Hervorzuheben sind die Abhandlungen von Antonio Elorza von der Universität Complutense in Madrid zu Problemen Spaniens und Lateinamerikas, die zahlreiche Detailinformationen mit keineswegs unkritischem, doch sachgerechtem Urteil verbinden. In seinem umfangreichen Beitrag zu „Lateinamerika“ zeigt er den Lernprozess von Kommunisten auf, die 1970 in Chile eine demokratische Volksbewegung unterstützten und die Demokratie „als Wert an sich“ gegen die antidemokratische und kapitalistische Rechte verteidigten (S. 535). Die Sandinisten, obgleich sie ein diktatorisches Regime in Nicaragua bekämpften, durchliefen keinen vergleichbaren Reifeprozess, und so veranschlagt Elorza ihre Lehren für demokratische Volksbewegungen im 21. Jahrhundert als vergleichsweise gering. Der lateinamerikanische Kommunismus und Bewegungen, die aus ihm hervorgehen, könnten in eine antidemokratische Richtung (Kuba) oder eine revolutionäre Demokratie (Bolivien) einmünden; noch offen seien auch Entwicklungen in Venezuela. Etwas schwächer als die Ausführungen zur spanischsprachigen Welt ist Elorzas Artikel über die „Kommunistische Internationale“, wo die Verdrängung Sinowjews aus der Komintern-Führung auf 1924 (statt richtig 1926) datiert (S. 440) und der Maoismus als „wichtigste Opposition gegen den orthodoxen Kommunismus“ bezeichnet wird (S. 447). War aber der Maoismus nicht selbst orthodoxer Kommunismus par excellence?

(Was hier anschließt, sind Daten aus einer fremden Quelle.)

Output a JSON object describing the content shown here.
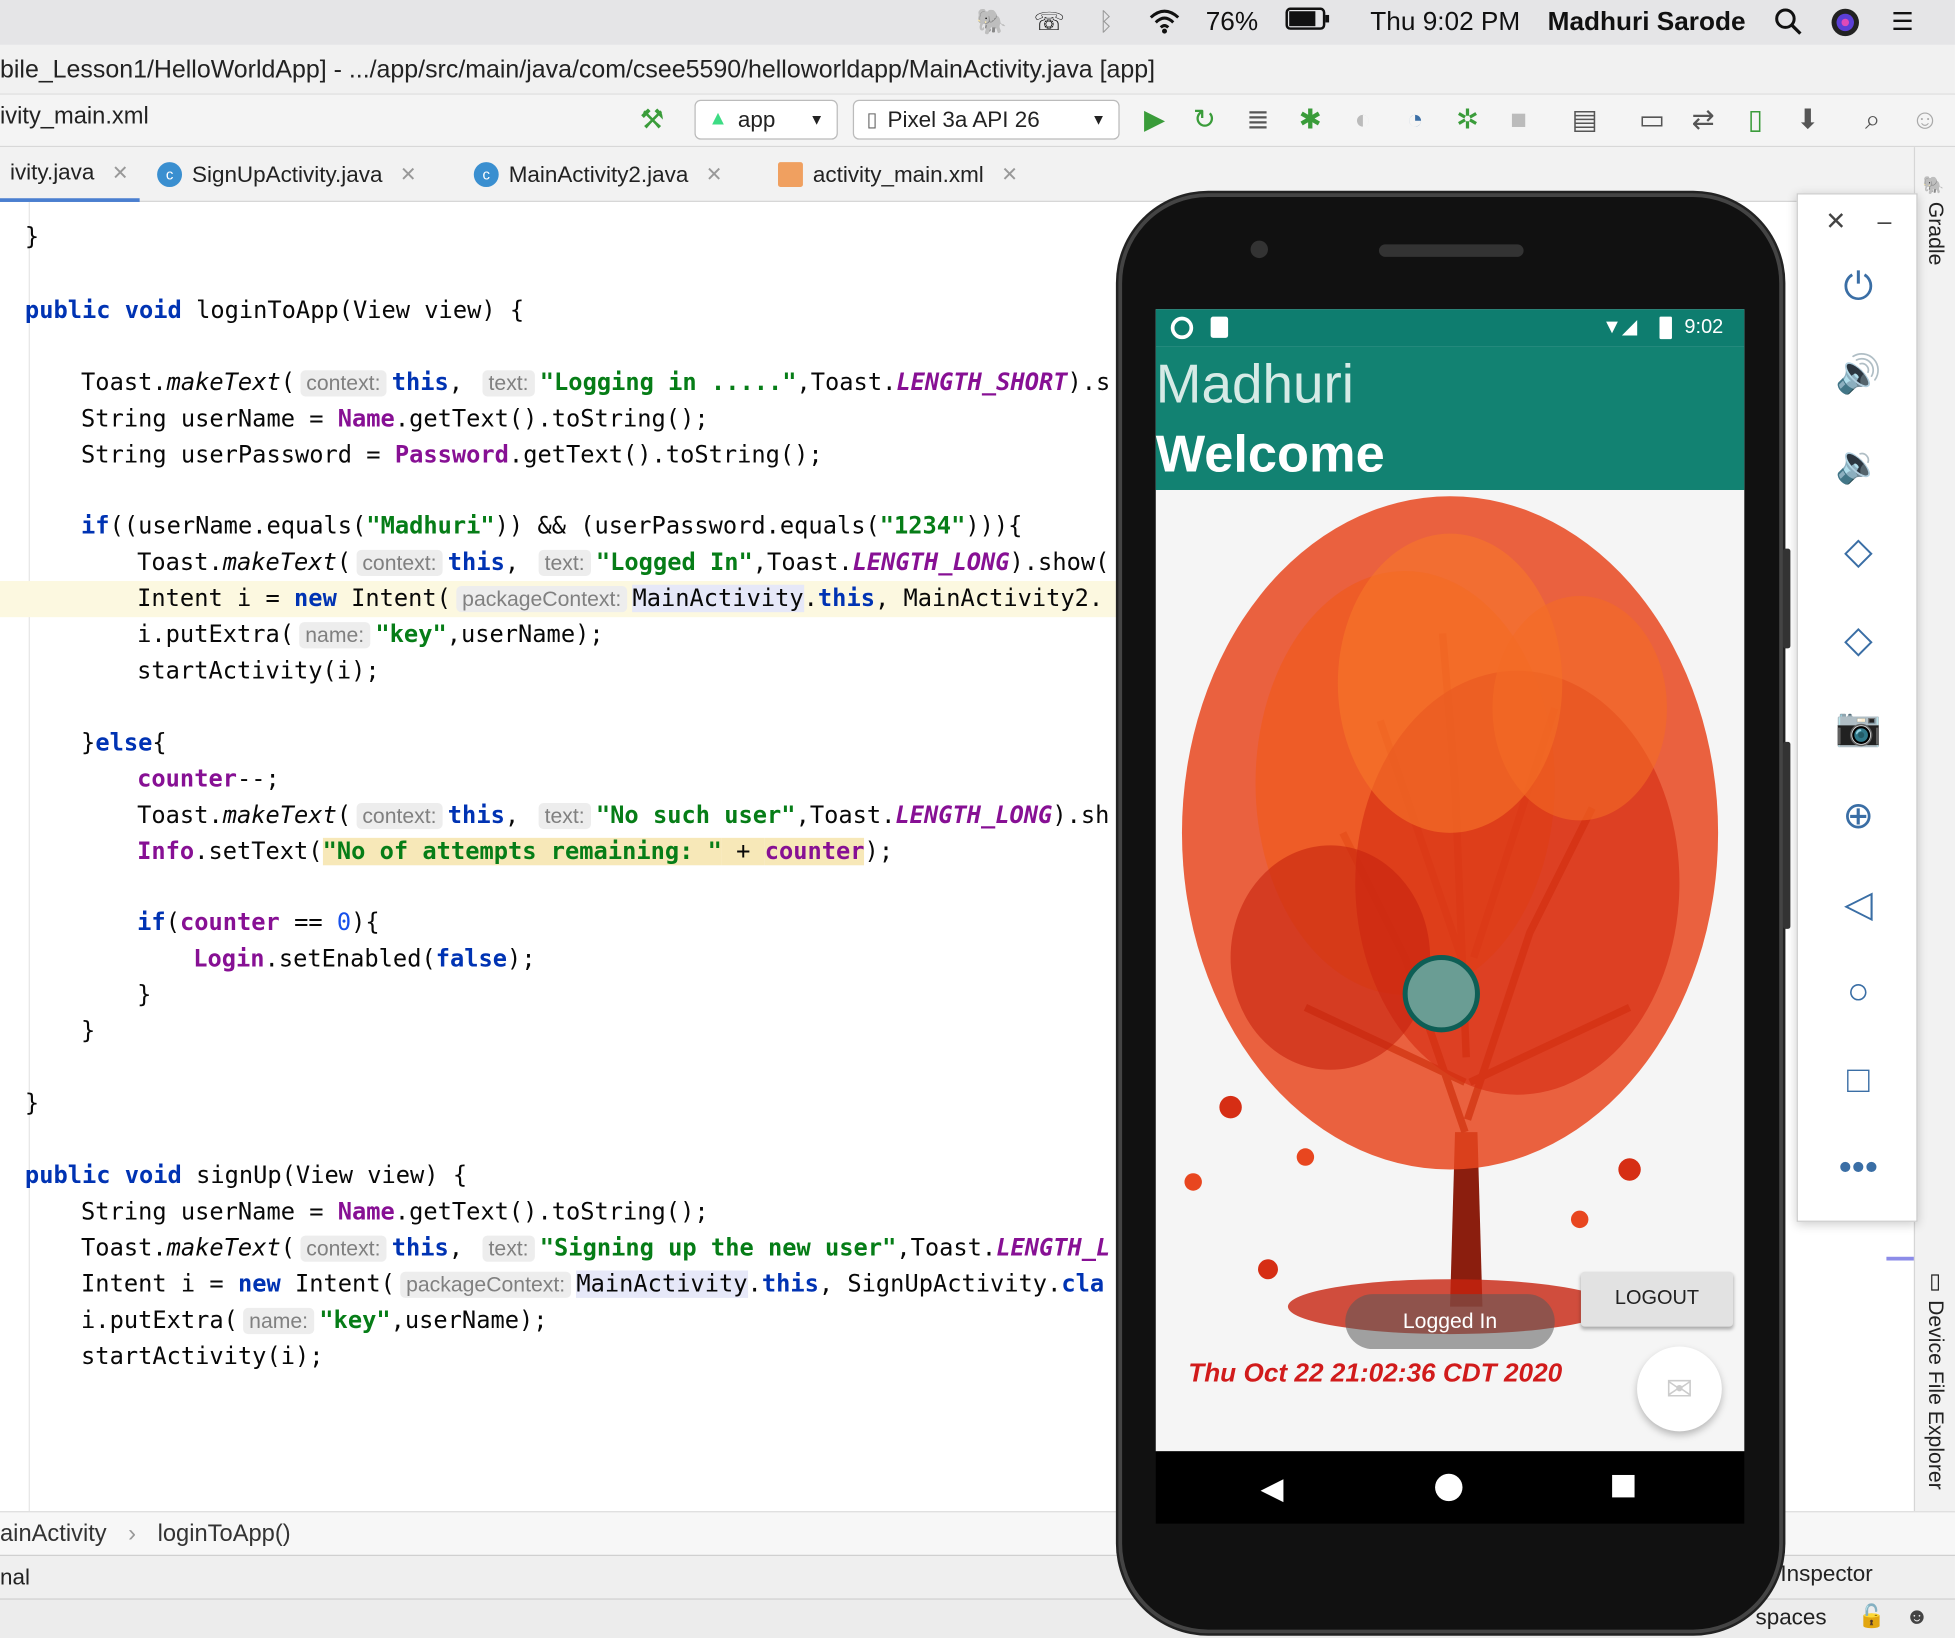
{
  "menubar": {
    "battery": "76%",
    "clock": "Thu 9:02 PM",
    "user": "Madhuri Sarode",
    "icons": [
      "evernote-icon",
      "viber-icon",
      "bluetooth-icon",
      "wifi-icon",
      "battery-icon",
      "search-icon",
      "siri-icon",
      "menu-list-icon"
    ]
  },
  "window": {
    "title": "bile_Lesson1/HelloWorldApp] - .../app/src/main/java/com/csee5590/helloworldapp/MainActivity.java [app]"
  },
  "toolbar": {
    "current_file": "ivity_main.xml",
    "run_config": "app",
    "device": "Pixel 3a API 26",
    "icons": [
      "build-hammer-icon",
      "run-icon",
      "apply-changes-icon",
      "coverage-icon",
      "debug-icon",
      "profile-icon",
      "profiler-icon",
      "attach-debugger-icon",
      "stop-icon",
      "project-structure-icon",
      "avd-icon",
      "sync-icon",
      "device-manager-icon",
      "sdk-icon",
      "search-icon",
      "account-icon"
    ]
  },
  "tabs": [
    {
      "label": "ivity.java",
      "active": true
    },
    {
      "label": "SignUpActivity.java",
      "active": false
    },
    {
      "label": "MainActivity2.java",
      "active": false
    },
    {
      "label": "activity_main.xml",
      "active": false
    }
  ],
  "code_segments": {
    "l0": "}",
    "l1_a": "public void ",
    "l1_b": "loginToApp(View view) {",
    "l2_a": "Toast.",
    "l2_b": "makeText",
    "l2_c": "(",
    "l2_hint": "context:",
    "l2_this": "this",
    "l2_d": ", ",
    "l2_hint2": "text:",
    "l2_str": "\"Logging in .....\"",
    "l2_e": ",Toast.",
    "l2_f": "LENGTH_SHORT",
    "l2_g": ").s",
    "l3_a": "String userName = ",
    "l3_b": "Name",
    "l3_c": ".getText().toString();",
    "l4_a": "String userPassword = ",
    "l4_b": "Password",
    "l4_c": ".getText().toString();",
    "l5_a": "if",
    "l5_b": "((userName.equals(",
    "l5_s1": "\"Madhuri\"",
    "l5_c": ")) && (userPassword.equals(",
    "l5_s2": "\"1234\"",
    "l5_d": "))){",
    "l6_a": "Toast.",
    "l6_b": "makeText",
    "l6_c": "(",
    "l6_hint": "context:",
    "l6_this": "this",
    "l6_d": ", ",
    "l6_hint2": "text:",
    "l6_str": "\"Logged In\"",
    "l6_e": ",Toast.",
    "l6_f": "LENGTH_LONG",
    "l6_g": ").show(",
    "l7_a": "Intent i = ",
    "l7_new": "new",
    "l7_b": " Intent(",
    "l7_hint": "packageContext:",
    "l7_c": "MainActivity",
    "l7_d": ".",
    "l7_this": "this",
    "l7_e": ", MainActivity2.",
    "l8_a": "i.putExtra(",
    "l8_hint": "name:",
    "l8_str": "\"key\"",
    "l8_b": ",userName);",
    "l9": "startActivity(i);",
    "l10_a": "}",
    "l10_b": "else",
    "l10_c": "{",
    "l11_a": "counter",
    "l11_b": "--;",
    "l12_a": "Toast.",
    "l12_b": "makeText",
    "l12_c": "(",
    "l12_hint": "context:",
    "l12_this": "this",
    "l12_d": ", ",
    "l12_hint2": "text:",
    "l12_str": "\"No such user\"",
    "l12_e": ",Toast.",
    "l12_f": "LENGTH_LONG",
    "l12_g": ").sh",
    "l13_a": "Info",
    "l13_b": ".setText(",
    "l13_str": "\"No of attempts remaining: \"",
    "l13_c": " + ",
    "l13_d": "counter",
    "l13_e": ");",
    "l14_a": "if",
    "l14_b": "(",
    "l14_c": "counter",
    "l14_d": " == ",
    "l14_num": "0",
    "l14_e": "){",
    "l15_a": "Login",
    "l15_b": ".setEnabled(",
    "l15_c": "false",
    "l15_d": ");",
    "l16": "}",
    "l17": "}",
    "l18": "}",
    "l19_a": "public void ",
    "l19_b": "signUp(View view) {",
    "l20_a": "String userName = ",
    "l20_b": "Name",
    "l20_c": ".getText().toString();",
    "l21_a": "Toast.",
    "l21_b": "makeText",
    "l21_c": "(",
    "l21_hint": "context:",
    "l21_this": "this",
    "l21_d": ", ",
    "l21_hint2": "text:",
    "l21_str": "\"Signing up the new user\"",
    "l21_e": ",Toast.",
    "l21_f": "LENGTH_L",
    "l22_a": "Intent i = ",
    "l22_new": "new",
    "l22_b": " Intent(",
    "l22_hint": "packageContext:",
    "l22_c": "MainActivity",
    "l22_d": ".",
    "l22_this": "this",
    "l22_e": ", SignUpActivity.",
    "l22_f": "cla",
    "l23_a": "i.putExtra(",
    "l23_hint": "name:",
    "l23_str": "\"key\"",
    "l23_b": ",userName);",
    "l24": "startActivity(i);"
  },
  "breadcrumb": {
    "class": "ainActivity",
    "sep": "›",
    "method": "loginToApp()"
  },
  "bottom": {
    "left": "nal",
    "right": "Inspector"
  },
  "statusbar": {
    "right": "spaces"
  },
  "right_strip": {
    "gradle": "Gradle",
    "device_file_explorer": "Device File Explorer"
  },
  "phone": {
    "status_time": "9:02",
    "app_title": "Madhuri",
    "welcome": "Welcome",
    "logout_button": "LOGOUT",
    "toast": "Logged In",
    "date": "Thu Oct 22 21:02:36 CDT 2020",
    "fab_icon": "email-icon",
    "colors": {
      "appbar": "#128272",
      "statusbar": "#0e7d6f",
      "date": "#d11b1b"
    }
  },
  "emulator_panel": {
    "icons": [
      "close-icon",
      "minimize-icon",
      "power-icon",
      "volume-up-icon",
      "volume-down-icon",
      "rotate-left-icon",
      "rotate-right-icon",
      "camera-icon",
      "zoom-icon",
      "back-icon",
      "home-icon",
      "overview-icon",
      "more-icon"
    ]
  }
}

Mehrere Beiträge behandeln die Nationalitätenprobleme in der Sowjetunion, doch auch in Jugoslawien. Darunter sei auf Olivia Gomolinskis Beitrag über die „Juden“ verwiesen, der insgesamt korrekt die verschiedenen Phasen der sowjetischen Judenpolitik wiedergibt: von der nur zögernden Anerkennung als Nation zur Förderung der jiddischen Kultur bei Bekämpfung des Zionismus über die kurze Unterstützung Israels bis hin zum offenen Antisemitismus in Stalins letzten Jahren und dem Fortwirken antisemitischer Unterströmungen inner- und außerhalb der Partei auch später. Nicht richtig ist die Behauptung der Autorin, die – abscheuliche – Ermordung der Linkssozialisten Wiktor Alter und Henryk Erlich habe gezeigt, dass die Sowjetunion nach dem deutschen Überfall nichts zur Rettung der Juden unternommen habe (S. 399). Nein: Die Ermordung der polnisch-jüdischen Linkssozialisten zeugte von Stalins Hass auf jederart demokratischen Marxismus, ganz gleich, ob dessen Vertreter Juden waren oder nicht. Sofort nach dem Überfall und den ersten deutschen Massakern an den Juden, so in Lemberg, warnte der sowjetische Rundfunk die Juden und forderte sie zur Flucht ins Landesinnere auf. Im kubanischen Exil dokumentierte dies der (kurz darauf von Stalins Schergen umgebrachte) exilierte deutsche Stalin-Gegner Arkadij Maslow, der über Kurzwelle die sowjetischen Sender abhörte. Manchmal aber, so in Taganrog am Asowischen Meer, glaubten die Juden Stalins Nachrichten auch dann nicht, wenn sie der Wahrheit entsprachen, blieben in der Stadt und wurden fast alle ermordet. Juden, die sich aus anderen Städten evakuieren ließen, überlebten hingegen.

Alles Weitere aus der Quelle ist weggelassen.